Quando Catarina completou 6 meses de vida, eu voltei a trabalhar meio-período. E o fato é que eu continuava receosa em deixá-la em casa (embora ter uma pessoa em quem eu confiasse para ficar com ela ajudou muito na decisão de retomar minhas atividades), mas bem menos do que nos meses anteriores. Eu acredito que a maioria de nós, mães, nunca se acha 100% pronta para se afastar do filhote (mesmo sabendo que ele estará lá, perfeitinho, ao fim do dia). Mas também acho que você tem que se sentir minimamente confortável com a escolha, porque senão não é a hora de fazê-la. Mesmo que tenha que criar novas alternativas para trabalhar, como muitas mulheres por aí, que se tornam excelentes exemplos de empreendedorismo materno. Claro, você deve saber que por um bom tempo não ganhará o que estava acostumada em um emprego convencional. E ainda assim, pode valer a pena!
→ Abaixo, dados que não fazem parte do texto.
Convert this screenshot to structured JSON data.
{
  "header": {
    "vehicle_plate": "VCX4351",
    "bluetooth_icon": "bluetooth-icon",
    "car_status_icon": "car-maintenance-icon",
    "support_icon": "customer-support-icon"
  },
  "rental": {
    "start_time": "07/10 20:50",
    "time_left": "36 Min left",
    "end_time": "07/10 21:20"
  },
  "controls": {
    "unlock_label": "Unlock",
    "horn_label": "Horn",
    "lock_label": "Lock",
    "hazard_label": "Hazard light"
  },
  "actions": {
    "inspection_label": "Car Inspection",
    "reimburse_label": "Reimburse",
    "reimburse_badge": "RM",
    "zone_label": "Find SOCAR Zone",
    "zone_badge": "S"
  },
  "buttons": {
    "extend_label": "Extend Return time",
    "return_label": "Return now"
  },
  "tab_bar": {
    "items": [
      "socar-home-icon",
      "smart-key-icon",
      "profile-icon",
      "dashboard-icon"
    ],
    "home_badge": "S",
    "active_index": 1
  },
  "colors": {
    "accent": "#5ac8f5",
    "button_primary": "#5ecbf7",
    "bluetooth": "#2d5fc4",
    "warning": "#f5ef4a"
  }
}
Agora vou dar espaço para uma outra parte de mim, que estava quietinha escutando até agora, esperando sua vez de falar. Porque, sim, lá no fundo eu também estava louca para sair de casa. Antes de Catarina nascer eu tinha dois empregos e trabalhei até três dias antes de seu nascimento. Eu via gente, falava com gente, e gostava disso. E depois que a filhotinha veio ao mundo, eu me sentia presa na rotina de fraldas, amamentação e sono do bebê. Lembro-me muito bem de um episódio durante minha gestação: a bibliotecária da faculdade onde eu trabalhava me contou que tinha contado os dias para o fim de sua licença-maternidade. E quando ela me disse isso, pensei: “nossa, que mãe desnaturada!!!”. Até que virei mãe, e entendi perfeitamente essa vontade de resgatar a própria identidade. Antes de ser mãe eu era a Nívea, e voltar ao trabalho me fez lembrar disso.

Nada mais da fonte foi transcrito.